カカシが寝泊りする寝室は団体部屋で、普通のリビングルームほどの広さに30人からの若い女の子達がひしめいている。 ベッドは三段ベッドが10台あるわけだが、天井は低いからベッドに座って起き上がったら頭をぶつける!ベッドには、はいつくばって出入りするしかない。 ベッドの丈は約180センチ、それより背が高いひとは足を折って寝るはめになる。 (カカシは背が低くて助かった)幅も狭いから二段目や三段目に寝る場合には寝返りをうつと落ちてしまうので要注意。 大抵の人たちは三段目を嫌うので、私のような常備の乗組員でない人間がいくと、必ず三段目があてがわれる。 足の短い私が寝ぼけ眼でベッドを上ったり降りたりするのはかなりたいへん。 (背が低いのがここでは災い)

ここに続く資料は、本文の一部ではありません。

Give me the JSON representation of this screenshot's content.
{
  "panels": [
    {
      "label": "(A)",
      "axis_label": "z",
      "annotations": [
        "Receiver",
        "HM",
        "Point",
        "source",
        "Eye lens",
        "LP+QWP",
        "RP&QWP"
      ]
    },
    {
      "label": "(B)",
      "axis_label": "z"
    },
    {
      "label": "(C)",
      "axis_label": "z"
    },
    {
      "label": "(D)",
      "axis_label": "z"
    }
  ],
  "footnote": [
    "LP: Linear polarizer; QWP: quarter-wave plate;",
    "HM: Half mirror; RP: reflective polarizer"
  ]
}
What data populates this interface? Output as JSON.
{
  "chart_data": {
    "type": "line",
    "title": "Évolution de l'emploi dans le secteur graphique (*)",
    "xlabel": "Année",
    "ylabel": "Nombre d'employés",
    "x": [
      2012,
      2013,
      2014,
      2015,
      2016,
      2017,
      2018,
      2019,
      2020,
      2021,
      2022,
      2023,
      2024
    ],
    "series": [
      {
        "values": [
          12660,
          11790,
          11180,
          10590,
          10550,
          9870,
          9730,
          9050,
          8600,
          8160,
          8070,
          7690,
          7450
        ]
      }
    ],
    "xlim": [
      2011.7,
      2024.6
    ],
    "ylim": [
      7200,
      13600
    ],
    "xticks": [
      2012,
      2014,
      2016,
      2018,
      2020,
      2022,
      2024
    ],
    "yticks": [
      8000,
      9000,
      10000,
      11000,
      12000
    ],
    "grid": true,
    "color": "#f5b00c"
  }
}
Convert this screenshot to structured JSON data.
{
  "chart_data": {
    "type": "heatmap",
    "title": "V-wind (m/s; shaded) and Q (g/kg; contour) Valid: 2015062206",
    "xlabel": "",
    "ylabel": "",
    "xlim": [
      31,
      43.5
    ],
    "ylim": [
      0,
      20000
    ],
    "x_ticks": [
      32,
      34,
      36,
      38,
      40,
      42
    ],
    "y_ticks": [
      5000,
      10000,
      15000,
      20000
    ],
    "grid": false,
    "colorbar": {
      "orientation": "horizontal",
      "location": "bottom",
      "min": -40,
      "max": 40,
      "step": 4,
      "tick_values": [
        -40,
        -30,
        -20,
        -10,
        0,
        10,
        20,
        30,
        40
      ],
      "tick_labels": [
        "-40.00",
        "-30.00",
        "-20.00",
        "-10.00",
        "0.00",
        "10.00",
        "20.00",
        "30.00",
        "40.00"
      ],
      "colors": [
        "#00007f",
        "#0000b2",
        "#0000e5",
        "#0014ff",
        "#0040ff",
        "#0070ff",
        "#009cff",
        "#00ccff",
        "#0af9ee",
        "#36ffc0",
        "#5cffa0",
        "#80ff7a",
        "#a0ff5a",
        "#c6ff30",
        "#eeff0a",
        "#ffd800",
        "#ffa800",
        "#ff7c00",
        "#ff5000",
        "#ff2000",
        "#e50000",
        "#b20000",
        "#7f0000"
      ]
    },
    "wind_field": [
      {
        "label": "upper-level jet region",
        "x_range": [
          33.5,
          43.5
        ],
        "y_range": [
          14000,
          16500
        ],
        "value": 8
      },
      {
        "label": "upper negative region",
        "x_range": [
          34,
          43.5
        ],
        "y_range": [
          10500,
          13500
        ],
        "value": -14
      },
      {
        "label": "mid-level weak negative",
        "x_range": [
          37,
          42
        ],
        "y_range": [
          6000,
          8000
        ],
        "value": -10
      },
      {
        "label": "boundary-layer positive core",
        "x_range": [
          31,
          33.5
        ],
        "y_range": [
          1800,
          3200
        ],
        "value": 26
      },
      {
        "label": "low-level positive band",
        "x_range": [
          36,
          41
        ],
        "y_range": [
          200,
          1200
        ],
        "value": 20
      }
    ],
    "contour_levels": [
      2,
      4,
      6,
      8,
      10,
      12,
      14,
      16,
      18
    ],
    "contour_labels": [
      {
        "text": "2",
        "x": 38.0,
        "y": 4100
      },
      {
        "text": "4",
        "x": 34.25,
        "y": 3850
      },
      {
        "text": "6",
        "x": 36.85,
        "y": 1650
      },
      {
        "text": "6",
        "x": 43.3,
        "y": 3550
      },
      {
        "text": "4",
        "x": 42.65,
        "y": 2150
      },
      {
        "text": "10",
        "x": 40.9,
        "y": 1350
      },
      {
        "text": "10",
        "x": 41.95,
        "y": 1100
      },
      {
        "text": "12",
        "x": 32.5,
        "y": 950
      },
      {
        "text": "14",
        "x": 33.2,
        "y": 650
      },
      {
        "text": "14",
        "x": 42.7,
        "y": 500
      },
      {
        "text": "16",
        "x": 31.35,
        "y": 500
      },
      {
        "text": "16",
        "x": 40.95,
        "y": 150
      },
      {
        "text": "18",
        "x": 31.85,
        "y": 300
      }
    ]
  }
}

この三十人部屋にあるトイレは二つ、シャワーはひとつ! この狭い部屋にこれだけの人数が一緒に寝泊りしていると嫌がおうでも気がつくのが臭い。 女の子達は清潔なので、トイレや部屋の掃除は毎日しているけれど、大勢いれば体臭は避けられない。 そこで女の子達は部屋のあちこちに置かれている花の香りの脱臭剤スプレーをしょっちゅうかけるので、これがまた個人の香水だの化粧水だのの臭いとまざってものすごい。 三段目のベッドにいると天井に上ってくるこのガスの臭いで息がつまる。 それでなくても私は鼻が利くほうなので。 私が犬だったら気が狂っているところだ。
船の中は色々な音がする。 エンジンの音や波の音、その他色々な機械類の音は慣れてしまうと結構子守唄のようで心地よい。 ただ気になるのはそれぞれの乗組員ガ使っている何百万という目覚まし時計の音! 乗組員はそれぞれ皆違う時間帯で仕事をしているため、みな起きる時間が別々なのである。 それで真夜中を過ぎると朝6時まで毎時間どこかでビービーという音がする。それぞれの時計は少しづつずれてるから数分に渡ってあちこちからビービー、ジージー、りんりん、とベルが鳴り響く。 なかにはアラームがなってもすぐ起きない人がいて何分もベルがなりつづけるので、「さっさとおきなさい!」と心の中で叫んでいるカカシ。
そしてもちろん6時になれば、起床の笛がスピーカーを通じて「ぴーひゃらら~!」と鳴り響く。 私は船に乗ってる間自分の時計の目覚ましなどつかったことがない。 これだけ周りにビービーいってちゃ、どれが自分の目覚ましなんだかわからなくなる。 セットするだけ無駄である。 自慢じゃないがこれでも私は寝坊は一度もしたことがない。
団体生活で一番苦痛と思われるのがプライバシーの欠如。 人によってはこれが全くだめらしいが、私はこれが全くきにならない。 同じ時間に10人以上の人間がトイレに行きシャワーを浴び歯を磨いているような生活で、プライバシーなど気にしていては生きていけない。 女の子といえどもゲップもすればおならもする。そんなこと気にして余裕はない。 もっとも私は船にのってる間はなるべく豆類は避けたけどね。
棺おけベッドとあだ名される我々のベッドにも、一応カーテンはついているので、ベッドに寝そべってヘッドフォンをつけて閉じこもり、わずかなプライバシーを守る人もいるが、私はイスに座って本を読んでるだけで充分幸せ。 前回の航海ではダビンチコードを読んでしまったし、今回の航海ではトム・クランシーの分厚い二部作をすでに半分読んでしまった。
だからまあ航海も完全に無駄というわけではないのよね。